The seven sales points were in North China, East China, South China, Central China, Xinan, Xibei and Dongbei under the Beijing headquarters.
“There will be no cuts from the reshuffle,” Samsung said, denying rumors that some local workers would be dismissed.
The tech giant’s reshuffle in China came amid continued sluggish sales in its smartphone and home appliance businesses in recent years.
The market share of Samsung’s mainstay, the smartphone business, fell to 5 percent last year from 19.7 percent in 2013. Its shipments dropped to 23 million units from 62 million units during the same period.
Its smartphone business is losing steam in the Chinese market due to the rise of Chinese brands, including Huawei, Vivo, OPPO and Xiaomi. Sales of smartphones made by Chinese firms accounted for 87 percent of total sales in the nation in the second quarter of this year, according to Counterpoint Research.
Last year’s Note 7 incident fueled further discontent among Chinese consumers.

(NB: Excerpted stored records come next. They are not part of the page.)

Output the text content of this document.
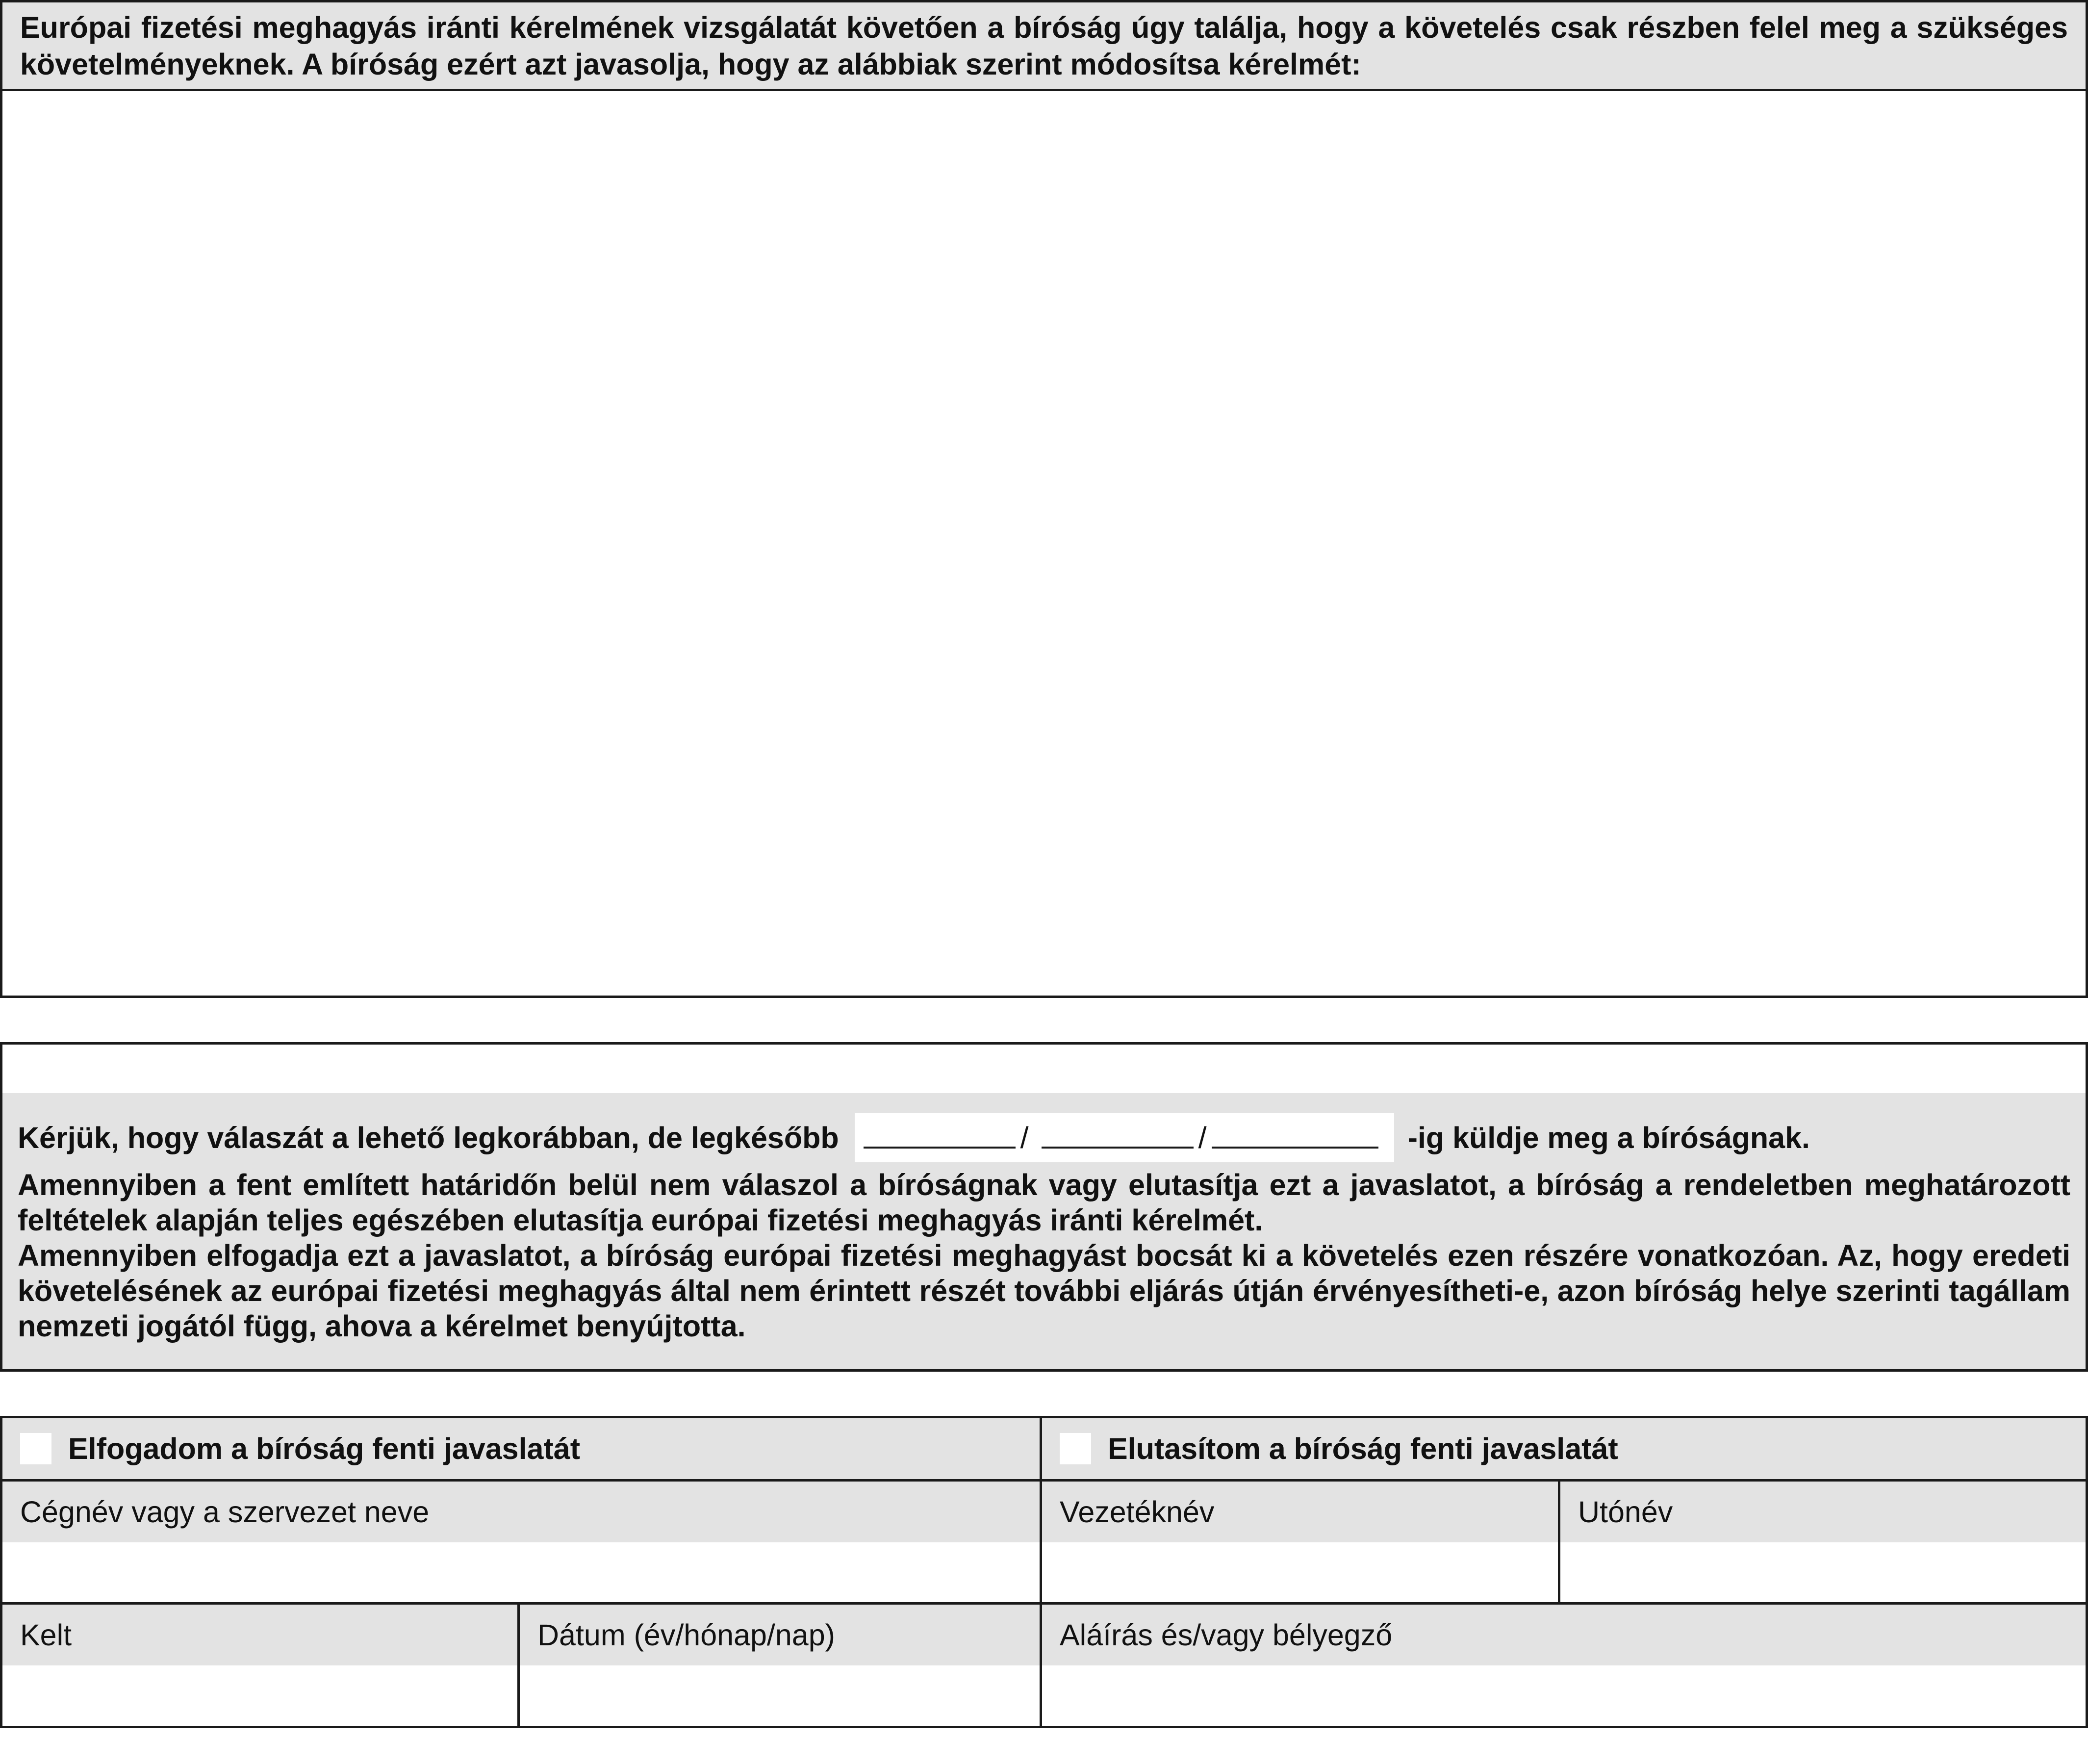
Európai fizetési meghagyás iránti kérelmének vizsgálatát követően a bíróság úgy találja, hogy a követelés csak részben felel meg a szükséges követelményeknek. A bíróság ezért azt javasolja, hogy az alábbiak szerint módosítsa kérelmét:
Kérjük, hogy válaszát a lehető legkorábban, de legkésőbb	/	/	-ig küldje meg a bíróságnak.

Amennyiben a fent említett határidőn belül nem válaszol a bíróságnak vagy elutasítja ezt a javaslatot, a bíróság a rendeletben meghatározott feltételek alapján teljes egészében elutasítja európai fizetési meghagyás iránti kérelmét.

Amennyiben elfogadja ezt a javaslatot, a bíróság európai fizetési meghagyást bocsát ki a követelés ezen részére vonatkozóan. Az, hogy eredeti követelésének az európai fizetési meghagyás által nem érintett részét további eljárás útján érvényesítheti-e, azon bíróság helye szerinti tagállam nemzeti jogától függ, ahova a kérelmet benyújtotta.

Elfogadom a bíróság fenti javaslatát	Elutasítom a bíróság fenti javaslatát
Cégnév vagy a szervezet neve	Vezetéknév	Utónév
Kelt	Dátum (év/hónap/nap)	Aláírás és/vagy bélyegző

Samsung did not include China during the first recall of its fire-prone Note 7 in September, but the batteries used in China were found to have problems later.

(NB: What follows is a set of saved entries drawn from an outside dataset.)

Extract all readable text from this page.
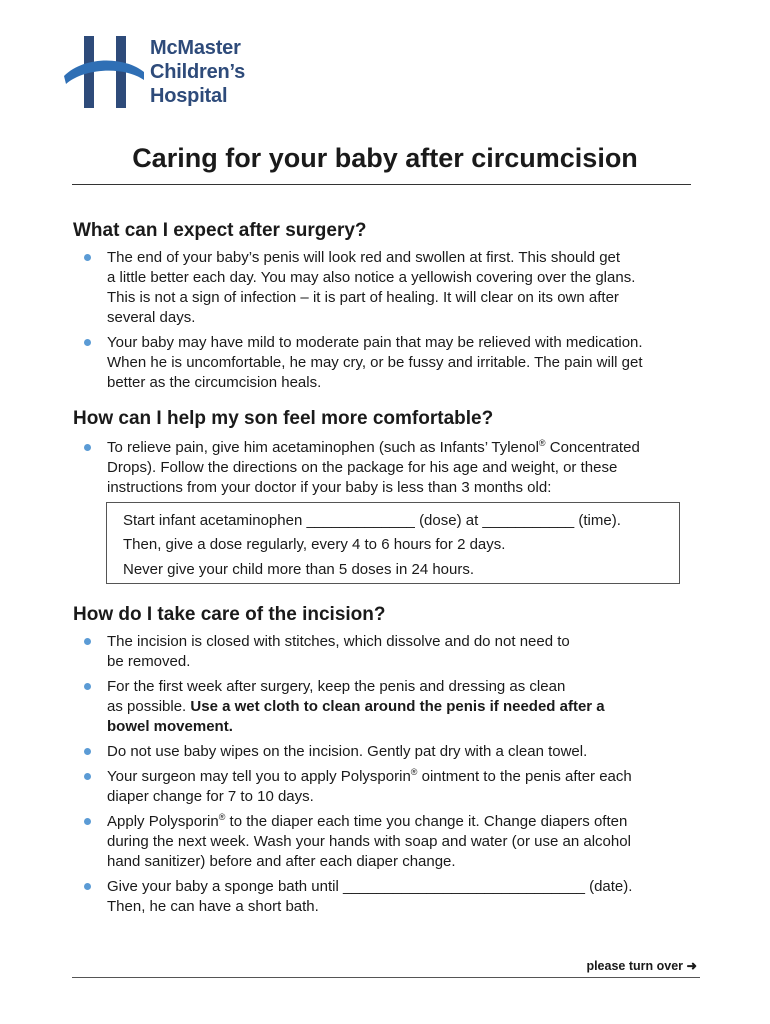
McMaster
Children’s
Hospital
Caring for your baby after circumcision
What can I expect after surgery?
The end of your baby’s penis will look red and swollen at first. This should get
a little better each day. You may also notice a yellowish covering over the glans.
This is not a sign of infection – it is part of healing. It will clear on its own after
several days.
Your baby may have mild to moderate pain that may be relieved with medication.
When he is uncomfortable, he may cry, or be fussy and irritable. The pain will get
better as the circumcision heals.
How can I help my son feel more comfortable?
To relieve pain, give him acetaminophen (such as Infants’ Tylenol® Concentrated
Drops). Follow the directions on the package for his age and weight, or these
instructions from your doctor if your baby is less than 3 months old:
Start infant acetaminophen _____________ (dose) at ___________ (time).
Then, give a dose regularly, every 4 to 6 hours for 2 days.
Never give your child more than 5 doses in 24 hours.
How do I take care of the incision?
The incision is closed with stitches, which dissolve and do not need to
be removed.
For the first week after surgery, keep the penis and dressing as clean
as possible. Use a wet cloth to clean around the penis if needed after a
bowel movement.
Do not use baby wipes on the incision. Gently pat dry with a clean towel.
Your surgeon may tell you to apply Polysporin® ointment to the penis after each
diaper change for 7 to 10 days.
Apply Polysporin® to the diaper each time you change it. Change diapers often
during the next week. Wash your hands with soap and water (or use an alcohol
hand sanitizer) before and after each diaper change.
Give your baby a sponge bath until _____________________________ (date).
Then, he can have a short bath.
please turn over ➜
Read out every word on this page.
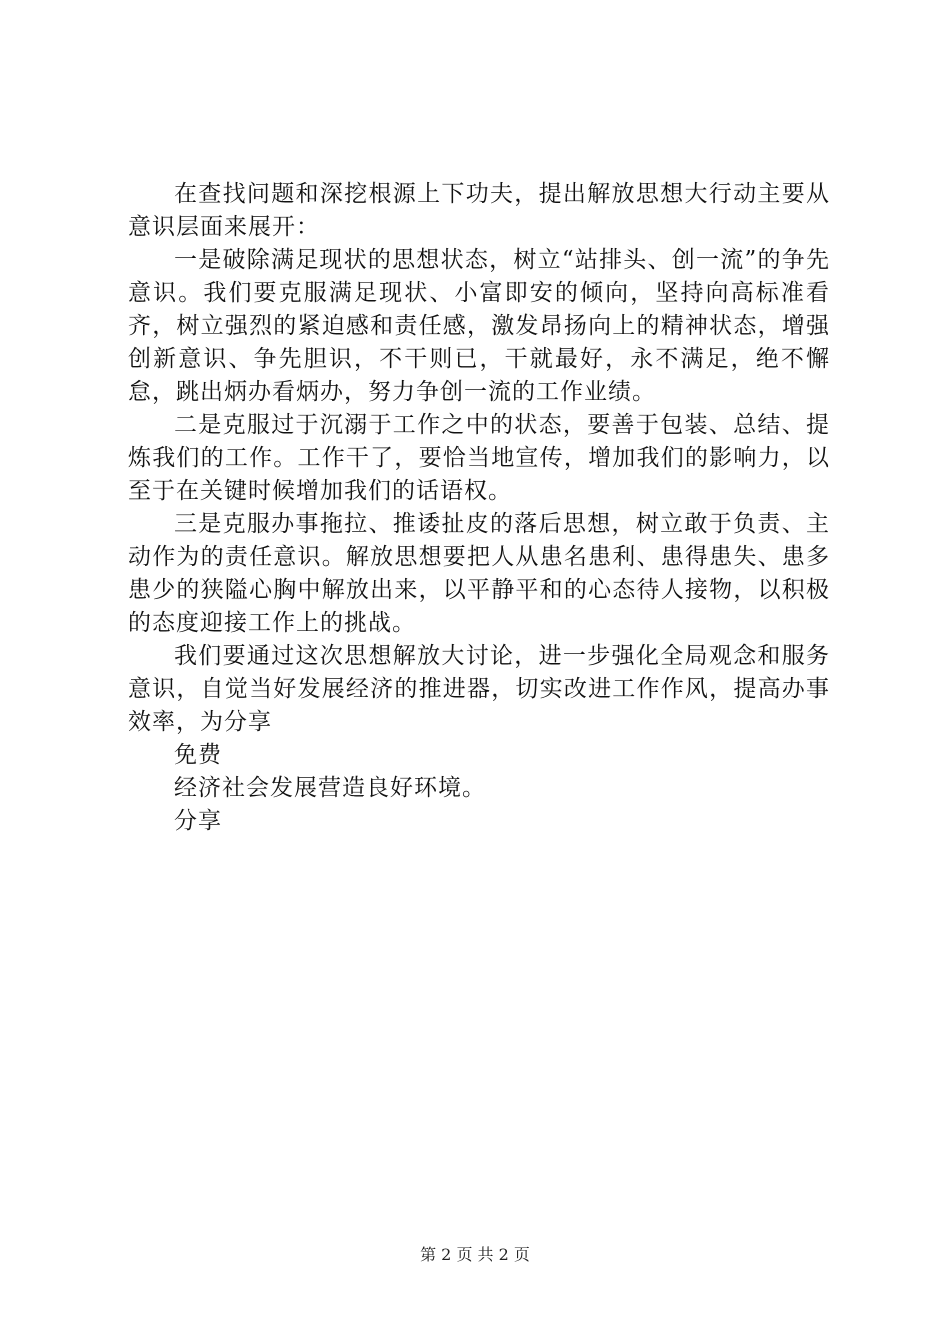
在查找问题和深挖根源上下功夫，提出解放思想大行动主要从意识层面来展开：

一是破除满足现状的思想状态，树立“站排头、创一流”的争先意识。我们要克服满足现状、小富即安的倾向，坚持向高标准看齐，树立强烈的紧迫感和责任感，激发昂扬向上的精神状态，增强创新意识、争先胆识，不干则已，干就最好，永不满足，绝不懈怠，跳出炳办看炳办，努力争创一流的工作业绩。

二是克服过于沉溺于工作之中的状态，要善于包装、总结、提炼我们的工作。工作干了，要恰当地宣传，增加我们的影响力，以至于在关键时候增加我们的话语权。

三是克服办事拖拉、推诿扯皮的落后思想，树立敢于负责、主动作为的责任意识。解放思想要把人从患名患利、患得患失、患多患少的狭隘心胸中解放出来，以平静平和的心态待人接物，以积极的态度迎接工作上的挑战。

我们要通过这次思想解放大讨论，进一步强化全局观念和服务意识，自觉当好发展经济的推进器，切实改进工作作风，提高办事效率，为分享

免费

经济社会发展营造良好环境。

分享

第 2 页 共 2 页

“Samsung is expected to keep a low profile over the next year, with Chinese consumers’ low expectations toward its upcoming Note 8, due to persisting discontent from the Note 7 incident alongside the launch of Apple’s iPhone 8,” said Kang Kyung-soo, a researcher at Counterpoint Research.
The Galaxy S8 series, Samsung’s first premium smartphones following the Note 7 incident, sold 300,000 units in China in the first month after its launch in May, pushing the ranking of the Korean tech giant to sixth place with a 3 percent market share in the second quarter of this year.
Alongside smartphones, Samsung’s home appliance business is also struggling in the country, with the combined share of Samsung and LG in the Chinese market standing at less than 5 percent last year, according to the US market research firm Strategy Analytics.